Biden, meanwhile, was returning from a trip in China, where he’d praised China’s draconian one-child-per-family policy. He’d had the pilot of Air Force Zero deviate from the flight plan so that Biden could use his Hello Kitty binoculars to scan the barren snowcaps of the Himalayas for Yeti. High winds swirling around Mt. Everest, however, forced the plane down, and it disintegrated on impact.

The startling news swept America quickly.

Drunken revelers crowded Times Square, where they watched live coverage of the events on the Sharp/NBC giant TV screen, chanting “you are not the one we were waiting for.” The Dow immediately shot up, finishing a scorching trading session 1,700 points higher, the biggest one-day rally in Stock Market history. Employers across the country immediately posted job notices, anticipating the economy would suddenly turn around over night. Shops selling Obama souvenirs burned them in the street.

But not everyone rejoiced.

A distraught Wicked Witch of Congress and House Minority Leader Nancy Pelosi threw herself from the Golden Gate Bridge. She was subsequently eaten by a 25-foot Great White shark, who immediately regurgitated her remains and rolled over and died.

Senate Majority Leader Harry Reid collapsed at his Searchlight, Nevada, home and could not be revived. An autopsy revealed Reid had long ago had a lobotomy; examiners found an alien microbe in his brain cavity that resembled a piece of feces.

Late in the day, Republican House Majority Leader John Boehner was sworn in as president in a small ceremony on the steps of Congress. He cried. Congressman Paul Ryan was sworn in as vice president.

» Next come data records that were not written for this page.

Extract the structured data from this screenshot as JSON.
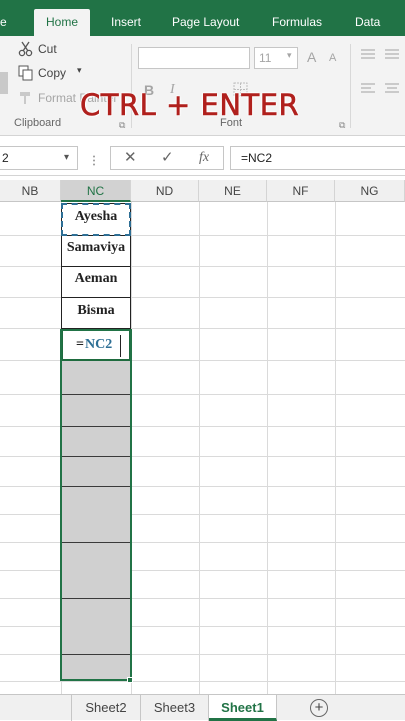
{
  "ribbon_tabs": [
    "e",
    "Home",
    "Insert",
    "Page Layout",
    "Formulas",
    "Data"
  ],
  "clipboard": {
    "cut_label": "Cut",
    "copy_label": "Copy",
    "format_label": "Format Painter",
    "group_label": "Clipboard"
  },
  "font_group": {
    "font_size": "11",
    "bold": "B",
    "italic": "I",
    "grow": "A",
    "shrink": "A",
    "group_label": "Font"
  },
  "overlay_caption": "CTRL + ENTER",
  "formula_bar": {
    "name_box": "2",
    "cancel_glyph": "✕",
    "enter_glyph": "✓",
    "fx_glyph": "fx",
    "formula": "=NC2"
  },
  "columns": [
    "NB",
    "NC",
    "ND",
    "NE",
    "NF",
    "NG"
  ],
  "selected_column": "NC",
  "cells": {
    "nc2": "Ayesha",
    "nc3": "Samaviya",
    "nc4": "Aeman",
    "nc5": "Bisma",
    "nc6_prefix": "=",
    "nc6_ref": "NC2"
  },
  "sheet_tabs": [
    "Sheet2",
    "Sheet3",
    "Sheet1"
  ],
  "active_sheet": "Sheet1",
  "add_sheet_glyph": "+",
  "colors": {
    "excel_green": "#217346",
    "caption_red": "#b0201d",
    "reference_blue": "#2e6f95"
  }
}
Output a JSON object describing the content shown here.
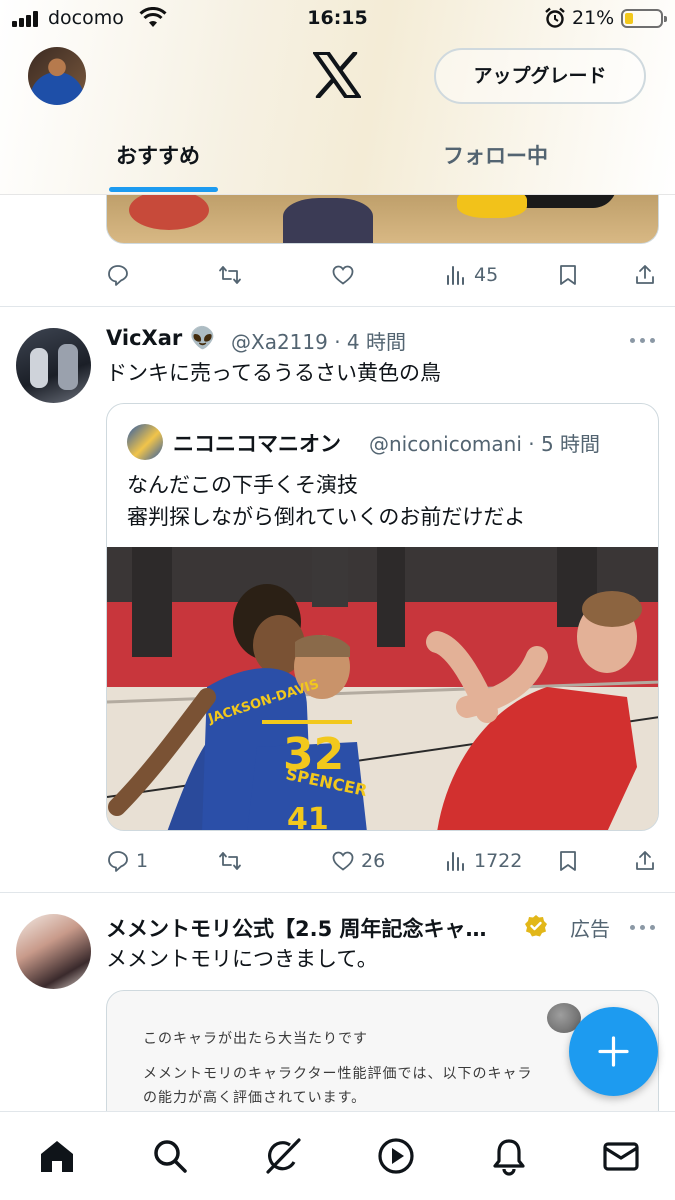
{
  "status_bar": {
    "carrier": "docomo",
    "time": "16:15",
    "battery": "21%"
  },
  "header": {
    "upgrade_label": "アップグレード"
  },
  "tabs": [
    {
      "label": "おすすめ",
      "active": true
    },
    {
      "label": "フォロー中",
      "active": false
    }
  ],
  "feed": {
    "prev_post": {
      "views": "45"
    },
    "post1": {
      "name": "VicXar",
      "name_emoji": "👽",
      "handle_time": "@Xa2119 · 4 時間",
      "text": "ドンキに売ってるうるさい黄色の鳥",
      "quote": {
        "name": "ニコニコマニオン",
        "handle_time": "@niconicomani · 5 時間",
        "text_line1": "なんだこの下手くそ演技",
        "text_line2": "審判探しながら倒れていくのお前だけだよ",
        "jersey1": "32",
        "jersey1_name": "JACKSON-DAVIS",
        "jersey2": "41",
        "jersey2_name": "SPENCER"
      },
      "replies": "1",
      "likes": "26",
      "views": "1722"
    },
    "ad_post": {
      "name": "メメントモリ公式【2.5 周年記念キャ…",
      "ad_label": "広告",
      "text": "メメントモリにつきまして。",
      "card_line1": "このキャラが出たら大当たりです",
      "card_line2": "メメントモリのキャラクター性能評価では、以下のキャラ",
      "card_line3": "の能力が高く評価されています。"
    }
  },
  "colors": {
    "accent": "#1d9bf0",
    "verified_gold": "#e2b719",
    "muted": "#536471"
  },
  "nav_icons": [
    "home-icon",
    "search-icon",
    "grok-icon",
    "video-icon",
    "notifications-icon",
    "messages-icon"
  ]
}
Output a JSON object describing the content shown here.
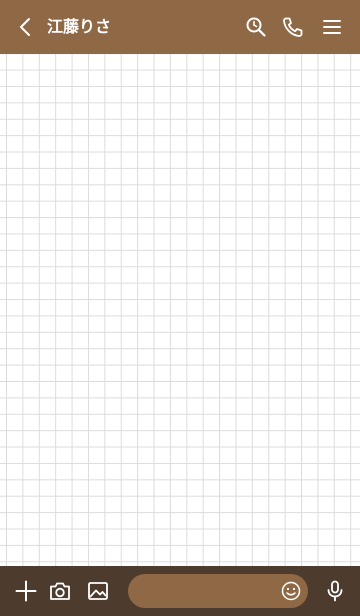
{
  "header": {
    "title": "江藤りさ",
    "icons": [
      "back-icon",
      "search-icon",
      "phone-icon",
      "menu-icon"
    ],
    "background_color": "#8f6946"
  },
  "chat": {
    "background": "grid-paper",
    "grid_line_color": "#dcdcdc"
  },
  "footer": {
    "background_color": "#4d3c2e",
    "icons": [
      "plus-icon",
      "camera-icon",
      "image-icon",
      "emoji-icon",
      "mic-icon"
    ],
    "message_input": {
      "value": "",
      "placeholder": ""
    }
  }
}
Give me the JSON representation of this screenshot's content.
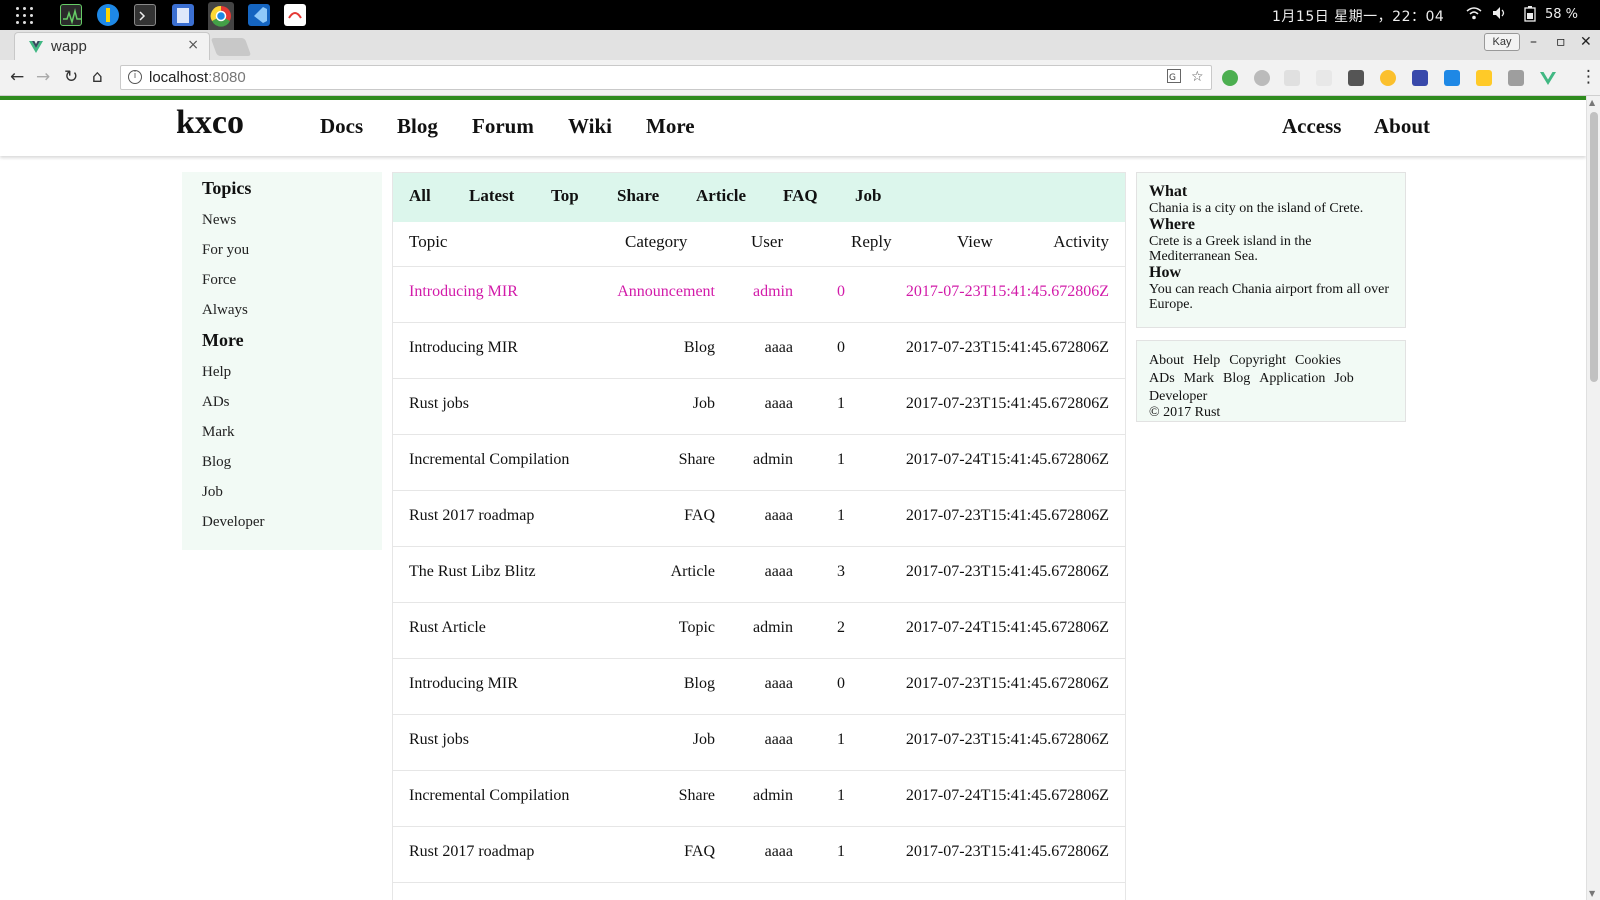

For his first act as president, Boehner introduced a bill he said he’d brokered with Senate Democrats that would reduce the national deficit by $3 trillion over the next 10 years. The Congressional Budget Office immediately released an analysis, indicating the bill would actually reduce the deficit by $1 in each of the next 10 years.

Ryan’s first move as vice president was to announce he was running for president in 2012.

“I have no idea if President Boehner plans to run, but if he does and wins, we’ll probably be in worse shape than we are now,” he said.